The Transnet Group office is reported to be occupied by approximately 800 employees. Even for the mighty Transnet - with 60 000 employees - the Group office head count, which is normally characterized by highly expensive individuals, is way too high. It raises concerns if all these resources can be fully utilised under the new lean team. It is therefore most likely that more heads are yet to roll.

Organisational structures are traditionally influenced by the organisational strategy. However, it is also true that organisational structures emulate the executive management’s skills set and experience. It is no secret that the recent former group chief executive of Transnet had no particular experience of the logistics industry. It has to be noted though that the former group chief had the skill and experience that was crucial for the investment phase of the Market Demand Strategy (MDS) on which Transnet was required by its shareholder to embark. It is therefore logical that the former group chief deemed it necessary to swell the group office with operational expertise to be his eyes and ears on the goings on at the operational divisions. 

For an organisation of the size, magnitude and diverse operations as Transnet, it is important to decentralise the decision making and accountability. It appears that Gama has opted for this model and effectively removed the day-to-day operation from the head office – for which I’ve coined the word de-operationalisation.

At the 2015/16 results announcement, Gama advised that Transnet had spent R124 billion to date and projected R380 billion over the next ten years. The spend to date and forecast is a toned down version of the bullish capital expenditure announcement of four years ago at the launch of the MDS by the former group chief. It is clearly a sign of the times - reduced global minerals  and base metals demand and a decline in commodity prices. This has impacted on Transnet’s overall volumes for rail and port.

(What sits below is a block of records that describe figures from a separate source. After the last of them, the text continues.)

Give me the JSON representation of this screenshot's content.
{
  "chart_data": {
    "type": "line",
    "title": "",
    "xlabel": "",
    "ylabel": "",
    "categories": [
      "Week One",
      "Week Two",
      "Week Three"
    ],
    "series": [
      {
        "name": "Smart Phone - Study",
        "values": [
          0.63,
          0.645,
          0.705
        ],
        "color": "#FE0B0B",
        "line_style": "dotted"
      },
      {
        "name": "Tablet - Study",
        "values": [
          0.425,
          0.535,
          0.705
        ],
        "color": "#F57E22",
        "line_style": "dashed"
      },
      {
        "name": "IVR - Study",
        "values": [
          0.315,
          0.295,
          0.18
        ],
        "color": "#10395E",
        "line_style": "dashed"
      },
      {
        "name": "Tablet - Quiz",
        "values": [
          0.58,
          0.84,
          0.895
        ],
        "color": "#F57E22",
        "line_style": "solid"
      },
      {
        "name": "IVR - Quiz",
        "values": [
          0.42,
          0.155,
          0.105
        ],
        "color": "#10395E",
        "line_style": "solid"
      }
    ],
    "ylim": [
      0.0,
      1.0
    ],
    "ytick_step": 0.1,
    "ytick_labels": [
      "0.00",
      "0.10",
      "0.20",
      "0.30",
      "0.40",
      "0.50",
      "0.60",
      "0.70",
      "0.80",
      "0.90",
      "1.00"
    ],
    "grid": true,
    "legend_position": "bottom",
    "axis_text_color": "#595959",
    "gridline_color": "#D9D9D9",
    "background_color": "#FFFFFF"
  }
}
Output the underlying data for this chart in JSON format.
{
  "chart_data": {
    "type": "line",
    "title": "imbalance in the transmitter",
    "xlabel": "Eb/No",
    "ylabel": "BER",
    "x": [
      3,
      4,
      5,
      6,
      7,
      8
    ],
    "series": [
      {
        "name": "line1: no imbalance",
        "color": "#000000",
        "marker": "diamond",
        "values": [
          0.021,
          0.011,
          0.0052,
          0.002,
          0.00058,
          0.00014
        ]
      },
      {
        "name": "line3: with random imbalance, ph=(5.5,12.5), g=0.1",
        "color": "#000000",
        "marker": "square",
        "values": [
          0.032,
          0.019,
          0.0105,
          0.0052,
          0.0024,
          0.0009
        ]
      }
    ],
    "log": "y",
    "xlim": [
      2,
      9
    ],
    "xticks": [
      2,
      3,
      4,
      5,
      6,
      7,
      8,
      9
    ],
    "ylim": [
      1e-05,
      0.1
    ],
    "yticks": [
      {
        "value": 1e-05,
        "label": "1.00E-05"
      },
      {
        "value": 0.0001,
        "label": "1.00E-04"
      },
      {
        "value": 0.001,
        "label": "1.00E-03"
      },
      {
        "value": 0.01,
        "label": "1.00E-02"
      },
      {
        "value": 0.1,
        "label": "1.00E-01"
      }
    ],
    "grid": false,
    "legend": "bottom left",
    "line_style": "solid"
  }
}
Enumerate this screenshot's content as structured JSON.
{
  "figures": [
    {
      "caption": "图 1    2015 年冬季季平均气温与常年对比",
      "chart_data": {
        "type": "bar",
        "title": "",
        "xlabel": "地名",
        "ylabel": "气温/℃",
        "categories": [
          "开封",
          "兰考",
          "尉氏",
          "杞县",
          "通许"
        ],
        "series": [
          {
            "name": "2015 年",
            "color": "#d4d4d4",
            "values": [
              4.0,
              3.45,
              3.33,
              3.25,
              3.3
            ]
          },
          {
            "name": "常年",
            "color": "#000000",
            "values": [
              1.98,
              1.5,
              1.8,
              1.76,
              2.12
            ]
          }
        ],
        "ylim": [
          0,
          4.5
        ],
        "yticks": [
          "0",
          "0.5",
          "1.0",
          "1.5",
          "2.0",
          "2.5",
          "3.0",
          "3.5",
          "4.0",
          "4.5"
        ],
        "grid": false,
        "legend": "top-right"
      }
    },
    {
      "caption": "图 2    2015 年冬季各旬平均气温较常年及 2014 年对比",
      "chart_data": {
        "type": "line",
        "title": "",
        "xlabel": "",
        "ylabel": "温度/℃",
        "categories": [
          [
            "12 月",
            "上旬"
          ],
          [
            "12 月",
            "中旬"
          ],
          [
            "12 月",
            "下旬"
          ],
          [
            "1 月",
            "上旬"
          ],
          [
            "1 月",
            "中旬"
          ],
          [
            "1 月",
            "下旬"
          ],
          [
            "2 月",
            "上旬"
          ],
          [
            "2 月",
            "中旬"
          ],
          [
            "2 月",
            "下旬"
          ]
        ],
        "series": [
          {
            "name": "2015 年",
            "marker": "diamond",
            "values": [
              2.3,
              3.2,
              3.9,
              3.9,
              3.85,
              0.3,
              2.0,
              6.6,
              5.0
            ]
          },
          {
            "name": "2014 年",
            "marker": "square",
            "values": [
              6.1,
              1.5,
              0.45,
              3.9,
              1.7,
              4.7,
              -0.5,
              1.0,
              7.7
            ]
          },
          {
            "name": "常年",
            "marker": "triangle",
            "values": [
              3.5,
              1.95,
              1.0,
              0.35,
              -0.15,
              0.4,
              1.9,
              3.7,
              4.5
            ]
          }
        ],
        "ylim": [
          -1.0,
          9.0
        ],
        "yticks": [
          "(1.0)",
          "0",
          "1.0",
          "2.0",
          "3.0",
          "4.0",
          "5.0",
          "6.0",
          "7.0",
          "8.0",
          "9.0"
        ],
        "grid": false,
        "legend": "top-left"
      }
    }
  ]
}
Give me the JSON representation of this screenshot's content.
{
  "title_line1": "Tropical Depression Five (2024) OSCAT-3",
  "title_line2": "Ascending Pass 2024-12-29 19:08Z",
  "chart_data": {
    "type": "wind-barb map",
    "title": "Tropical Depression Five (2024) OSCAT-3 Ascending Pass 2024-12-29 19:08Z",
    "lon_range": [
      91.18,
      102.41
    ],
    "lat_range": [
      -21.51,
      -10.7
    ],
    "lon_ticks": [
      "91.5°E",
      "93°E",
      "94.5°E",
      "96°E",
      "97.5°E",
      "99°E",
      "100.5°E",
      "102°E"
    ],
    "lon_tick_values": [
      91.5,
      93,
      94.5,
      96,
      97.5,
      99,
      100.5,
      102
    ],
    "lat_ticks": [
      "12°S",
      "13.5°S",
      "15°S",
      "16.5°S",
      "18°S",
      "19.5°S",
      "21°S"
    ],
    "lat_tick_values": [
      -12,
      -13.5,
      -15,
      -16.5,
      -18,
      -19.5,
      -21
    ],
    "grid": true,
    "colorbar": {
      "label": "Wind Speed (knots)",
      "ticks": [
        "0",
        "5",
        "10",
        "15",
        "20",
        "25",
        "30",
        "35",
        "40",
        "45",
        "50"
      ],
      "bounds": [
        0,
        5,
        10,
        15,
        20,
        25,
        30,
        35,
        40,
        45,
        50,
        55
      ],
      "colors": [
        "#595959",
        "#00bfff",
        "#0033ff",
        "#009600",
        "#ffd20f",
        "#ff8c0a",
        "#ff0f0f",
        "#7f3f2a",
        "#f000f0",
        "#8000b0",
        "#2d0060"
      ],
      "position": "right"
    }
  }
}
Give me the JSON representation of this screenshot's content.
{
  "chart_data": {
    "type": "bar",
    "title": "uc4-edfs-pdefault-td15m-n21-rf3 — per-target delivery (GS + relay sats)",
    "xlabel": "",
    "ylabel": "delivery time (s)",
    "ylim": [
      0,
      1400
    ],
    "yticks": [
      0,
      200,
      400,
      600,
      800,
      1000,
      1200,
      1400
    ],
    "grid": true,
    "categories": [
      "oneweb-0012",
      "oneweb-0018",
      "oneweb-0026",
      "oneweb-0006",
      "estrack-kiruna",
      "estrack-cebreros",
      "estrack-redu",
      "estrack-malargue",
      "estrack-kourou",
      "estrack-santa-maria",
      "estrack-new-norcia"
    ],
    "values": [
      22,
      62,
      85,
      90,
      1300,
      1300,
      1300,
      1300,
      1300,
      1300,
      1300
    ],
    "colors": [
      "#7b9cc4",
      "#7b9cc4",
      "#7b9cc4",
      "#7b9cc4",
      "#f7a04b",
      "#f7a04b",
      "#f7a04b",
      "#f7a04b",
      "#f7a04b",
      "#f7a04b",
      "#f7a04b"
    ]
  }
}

The South African logistics industry is dominated by Transnet by virtue of its ownership of South Africa’s rail and port infrastructure. An inefficient Transnet will result in an inefficient logistics system in the country. Consequently, South Africa will not be globally competitive.

Transnet’s ports today have not successfully improved their vessel berthing and working hours to acceptable norms. The sea freight cost is largely influenced by the country’s port efficiencies. The rail division’s on-time departures have improved, however the on-time arrivals remain a challenge. This signals poor throughput in the chain. Poor rail systems leave users with only one other option, namely road transport. Road transport is the most cost-inefficient system if you consider the investment in road infrastructure for maintenance.

Gama’s biggest challenge is to navigate Transnet through these challenging times where the debt incurred has to be serviced and funding for further investments needs to be sourced. This can only be achieved by a strategically focused head office that looks beyond day-to-day operational responsibilities and rids itself of non-strategic matters.

It is commonly said that if you empower fools, you get stupid decisions. We certainly hope that the large budgets that have been allocated to skills development over the past years at Transnet will ensure that the decentralisation of decisions will be met by well-equipped teams at the operational divisions.

Transnet spends over R1billion rand per annum on skills development; this is more than the total annual budget of some universities in South Africa. The operational divisions where these skills reside are the key focus area that have to unlock inefficiencies, increase volumes and generate the most needed cash.

South Africa’s success very much depends on and efficient and cost-effective logistics industry, much of it in the hands of Transnet. We can only hope that de-operationalisation of the head office and the decentralisation strategy will be adaptable to Transnet; these are no doubt based on global best practices and recommended by most business gurus. Transnet dare not fail as the consequences are dire for the logistics industry and the country’s economic outlook.

 

Wiseman Madinane is an alumnus of Durban University of Technology (DUT) where he studied chemical engineering. He subsequently completed an executive programme at Harvard Business School. Madinane started his career with Mondi where he left as a senior executive. He went on to pursue his entrepreneurial ambitions, creating a R200-million-revenue portfolio of companies in downstream paper beneficiation through acquisitions. He has served as a non-executive director of Mondi South Africa and various other businesses. In 2010 he ventured into business consulting where he specialised in mentorship and coaching. He spent four years with Transnet Freight Rail as an executive manager before joining C Steinweg Bridge as managing director, rail division. He is the serving president of Convocation, chairperson of council of DUT and serves on various council committees. Madinane is a keen golfer and a dedicated road cyclist.